猫のトムが、ネズミのジェリーをひたすら追いかけ回すドタバタ劇なのだが、塩コショウ振りかけて丸焼きにして食べちゃうぞというトムの邪悪な欲望が、ジェリーのスマートな機転と策略によって、毎回、見事に打ち砕かれる。

トムのやられ方があまりにコテンパンなので、こちらが泣けてくるほどだ。

いつも喧嘩ばかりの仇同士なんだが、時に共通の目的が生じたりすると、仲良く手を取り合って大奮闘する。

見る毎に、2人(2匹?)を愛さずにはいられなくなってしまう。

さすがアカデミー賞を受賞するだけあるのだ。

 

トムを見ていて思うのだが、そこそこ賢いのだけれどどこか抜けているというのが、一般的な猫のイメージらしい。

大昔、干支に入れるか入れないかって時にどじを踏んだみたいだし、未来のドラえもんも、ネズミ型ロボットに耳をかじられて大泣きしているから、古今東西、わりと正しい猫像のようだ。

本当に悪賢いヤツは別にいて、上手く立ち回ろうとして下手を打つダメな時の”ルパン三世”と微妙にかぶるキャラクターかも、、。

 

でも、本当の猫は、さすがライオンや虎と同じ祖先を持つ勇ましい戦士だ。

実家にいたオス猫は、勢力争いかメス猫をめぐる争いでどこかのボス猫と死闘を繰り広げ、耳を食いちぎられ傷だらけで帰って来た。

自分と同じくらいの大きさのカラスとガチで戦い、戦利品としてそのカラスの死骸を家の中に引きずってきた猛者猫もいた。

子猫のうちから、トカゲや昆虫を追いかけておもちゃにして遊ぶ。

猫は、狩りをする動物なのだ。 

爪をとぎ、鋭い牙で肉を食む。敵を威嚇するときの形相は、エイリアンさながらだ。

昨年、ラグビーW杯が開催されて日本中が熱狂した。

私はあまりラグビーについて知らなかったので、選手がぶつかり合うゲームの激しさに驚いた。

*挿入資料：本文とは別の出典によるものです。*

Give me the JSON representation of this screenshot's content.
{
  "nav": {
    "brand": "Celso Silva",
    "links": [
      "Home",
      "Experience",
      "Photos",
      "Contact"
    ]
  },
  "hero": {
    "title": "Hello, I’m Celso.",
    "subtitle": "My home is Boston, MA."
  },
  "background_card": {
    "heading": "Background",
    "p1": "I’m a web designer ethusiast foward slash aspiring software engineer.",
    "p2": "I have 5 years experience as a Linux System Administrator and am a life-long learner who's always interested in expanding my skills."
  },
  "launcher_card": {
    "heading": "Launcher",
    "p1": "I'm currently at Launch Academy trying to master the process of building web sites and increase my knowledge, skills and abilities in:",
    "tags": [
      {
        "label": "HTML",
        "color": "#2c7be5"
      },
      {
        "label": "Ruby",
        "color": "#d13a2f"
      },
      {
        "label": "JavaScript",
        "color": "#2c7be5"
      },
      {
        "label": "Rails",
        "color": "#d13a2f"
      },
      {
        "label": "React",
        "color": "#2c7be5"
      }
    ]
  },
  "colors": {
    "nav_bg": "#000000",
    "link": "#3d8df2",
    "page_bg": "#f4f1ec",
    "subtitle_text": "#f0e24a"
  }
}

まさにボールを持った格闘技だ。 

鎖骨が普通に折れちゃうらしい、、。

もの凄い気迫で敵に立ち向かっていく、絶対に負けない、死んでもいいくらいの覚悟で挑む。

リングの上のボクサーも同じだ。

闘う本能と言うか凄まじい闘争心を目の当たりにして、見る人は感動し、美しいなぁと思う。

 

私は女なので、死ぬ気で闘うなんて、ついぞ考えた事がない。

気に入らないヤツをグーで一発やりたくなる時はあるが、本当にやった事はない(笑)。

闘争心というのは、とても男性的なものに見える。

特に「One for All」の精神で闘うという事は。

 

狩をする、家族を外敵から守る、水や食料の為に近隣と争う、安定を求めて他を征服する、、。太古の昔から続くこういう一連の行動は、種を存続させるためにDNAに組み込まれている、人類の本能なのだと思う。

それはずっと、力を持つ男性がやってきた役割で、だから女性は闘う男性を支え、送り出し、暖かく迎え、愛を持って励ましてきた。

 

闘う本能の発露として狩りをするという行動があるならば、そういう習性を持つ仲間という意味で、身近にいる動物の中では、猫が一番近いんじゃないだろうか。

犬も、狼が祖先だから攻撃性は残っているのだろうが、何万年も前に人に家畜化されてしまった。

今では人間の良い友だち、忠実な部下であり、狩りのアシスタントだ。

やっぱりちょっと違うんだよなぁ、、。

そして、狩猟の習性を男性に与えられた本能とみるなら、文明社会で普通に飼われているペットの中で、猫がもっとも男性的といえる。

 

女性に猫好きが多いというのも、もしかしてそこら辺に理由があるのかもしれない。

む~、ものすご~いこじ付けなんだが、、(笑)。

因みに、猫は絶対に「One for All」なんて考えない。